Par conclusions reçues au greffe le 14 septembre 2015, et reprises oralement à l'audience, Mme Bénédicte X...demande à la cour :- d'infirmer le jugement déféré sauf en ce qu'il a retenu le non respect par l'employeur des critères d'ordre des licenciements et statuant à nouveau :- à titre principal, de condamner la société Bertin National à lui payer la somme de 20 000 euros à titre d'indemnité pour licenciement sans cause réelle et sérieuse,- à titre subsidiaire, de condamner la société Bertin National à lui payer la somme de 20 000 euros à titre de dommages et intérêts en raison du non respect des critères d'ordre des licenciements,- en tout état de cause :- condamner la société Bertin National à lui verser la somme de 2 000 euros sur le fondement de l'article 700 du code de procédure civile au titre des frais irrépétibles de première instance et une somme du même montant sur ce même fondement au titre des frais irrépétibles de l'appel,- condamner la société Bertin National aux entiers dépens.

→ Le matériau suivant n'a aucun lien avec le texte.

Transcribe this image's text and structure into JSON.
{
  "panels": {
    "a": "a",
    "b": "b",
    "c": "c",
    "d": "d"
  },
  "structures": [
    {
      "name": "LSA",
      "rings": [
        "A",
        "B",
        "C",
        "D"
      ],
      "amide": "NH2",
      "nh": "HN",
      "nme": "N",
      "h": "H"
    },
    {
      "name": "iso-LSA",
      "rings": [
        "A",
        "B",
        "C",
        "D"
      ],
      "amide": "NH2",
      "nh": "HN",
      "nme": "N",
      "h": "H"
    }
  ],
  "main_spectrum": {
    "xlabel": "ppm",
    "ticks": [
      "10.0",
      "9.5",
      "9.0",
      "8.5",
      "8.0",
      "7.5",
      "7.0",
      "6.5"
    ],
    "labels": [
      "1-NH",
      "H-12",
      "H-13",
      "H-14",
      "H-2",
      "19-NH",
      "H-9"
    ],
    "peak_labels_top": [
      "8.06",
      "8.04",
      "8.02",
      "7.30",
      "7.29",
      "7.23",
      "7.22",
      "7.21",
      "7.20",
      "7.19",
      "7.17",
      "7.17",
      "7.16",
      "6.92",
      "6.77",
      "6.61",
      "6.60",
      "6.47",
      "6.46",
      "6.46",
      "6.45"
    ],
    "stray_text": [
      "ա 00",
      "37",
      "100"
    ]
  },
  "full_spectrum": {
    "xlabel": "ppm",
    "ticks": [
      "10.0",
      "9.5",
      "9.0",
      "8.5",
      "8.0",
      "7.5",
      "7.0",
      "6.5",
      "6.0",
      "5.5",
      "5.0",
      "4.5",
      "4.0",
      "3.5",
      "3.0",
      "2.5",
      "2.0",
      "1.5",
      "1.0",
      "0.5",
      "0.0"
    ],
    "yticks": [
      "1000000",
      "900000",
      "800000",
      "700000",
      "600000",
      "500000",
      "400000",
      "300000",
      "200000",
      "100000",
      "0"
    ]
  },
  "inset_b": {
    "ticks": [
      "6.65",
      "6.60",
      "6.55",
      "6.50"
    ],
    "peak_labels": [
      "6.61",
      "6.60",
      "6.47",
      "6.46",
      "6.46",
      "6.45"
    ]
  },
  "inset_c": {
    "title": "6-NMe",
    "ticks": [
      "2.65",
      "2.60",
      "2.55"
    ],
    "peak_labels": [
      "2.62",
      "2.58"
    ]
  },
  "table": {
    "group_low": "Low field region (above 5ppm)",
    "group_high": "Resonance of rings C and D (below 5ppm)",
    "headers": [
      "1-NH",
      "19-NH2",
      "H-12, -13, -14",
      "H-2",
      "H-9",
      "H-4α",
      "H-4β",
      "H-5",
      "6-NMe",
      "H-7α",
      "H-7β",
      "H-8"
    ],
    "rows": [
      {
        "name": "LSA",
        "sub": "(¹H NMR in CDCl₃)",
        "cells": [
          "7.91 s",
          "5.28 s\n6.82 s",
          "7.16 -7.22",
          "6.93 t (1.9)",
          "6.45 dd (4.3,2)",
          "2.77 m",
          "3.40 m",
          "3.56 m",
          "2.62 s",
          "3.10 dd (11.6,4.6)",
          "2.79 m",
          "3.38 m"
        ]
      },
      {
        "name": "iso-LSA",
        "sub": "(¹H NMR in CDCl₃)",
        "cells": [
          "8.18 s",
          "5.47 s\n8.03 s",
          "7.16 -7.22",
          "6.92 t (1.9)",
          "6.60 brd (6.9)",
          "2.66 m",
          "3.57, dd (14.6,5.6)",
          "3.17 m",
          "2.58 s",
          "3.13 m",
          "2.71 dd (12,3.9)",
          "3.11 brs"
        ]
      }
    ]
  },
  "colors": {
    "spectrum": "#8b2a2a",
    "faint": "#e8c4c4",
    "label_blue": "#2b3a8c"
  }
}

Par conclusions déposées au greffe le 11 septembre 2005, et développées oralement à l'audience, la société Bertin National sollicite de la cour qu'elle confirme le jugement entrepris sauf en ce qu'il a dit qu'elle n'avait pas respecté les règles relatives à l'ordre des licenciements et l'a condamnée à ce titre à payer à Mme Bénédicte X...la somme de 6 176 euros, déboute Mme Bénédicte X...de l'ensemble de ses demandes, et condamne cette dernière à lui verser la somme de 2 000 euros sur le fondement de l'article 700 du code de procédure civile ainsi qu'aux entiers dépens.
Elle sollicite en outre de la cour qu'elle rejette des débats les pièces no 63 et 64 que Mme Bénédicte X...lui a communiquées tardivement. Mme Bénédicte X...ne conteste pas la communication tardive de ces deux pièces.

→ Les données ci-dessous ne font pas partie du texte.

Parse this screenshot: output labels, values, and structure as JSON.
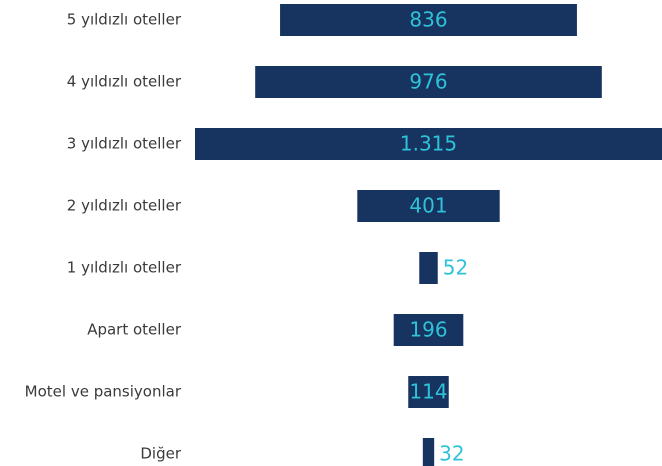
{
  "chart_data": {
    "type": "bar",
    "orientation": "horizontal",
    "align": "center",
    "categories": [
      "5 yıldızlı oteller",
      "4 yıldızlı oteller",
      "3 yıldızlı oteller",
      "2 yıldızlı oteller",
      "1 yıldızlı oteller",
      "Apart oteller",
      "Motel ve pansiyonlar",
      "Diğer"
    ],
    "values": [
      836,
      976,
      1315,
      401,
      52,
      196,
      114,
      32
    ],
    "value_labels": [
      "836",
      "976",
      "1.315",
      "401",
      "52",
      "196",
      "114",
      "32"
    ],
    "color": "#17335f",
    "label_color": "#2ec3d8"
  }
}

Pour un plus ample exposé des faits, de la procédure, des moyens et prétentions et de l'argumentation des parties, il est expressément renvoyé au jugement déféré et aux écritures déposées et oralement reprises à l'audience.

MOTIFS DE LA DÉCISION

Sur la demande de la société Bertin National tendant à voir écarter des débats les pièces no 63 et 64 produites par la salariée
L'article 16 alinéas 1et 2 du code de procédure civile énonce : " Le juge doit, en toutes circonstances, faire observer et observer lui-même le principe de la contradiction. Il ne peut retenir, dans sa décision, les moyens, les explications et les documents invoqués ou produits par les parties que si celles-ci ont été à même d'en débattre contradictoirement ".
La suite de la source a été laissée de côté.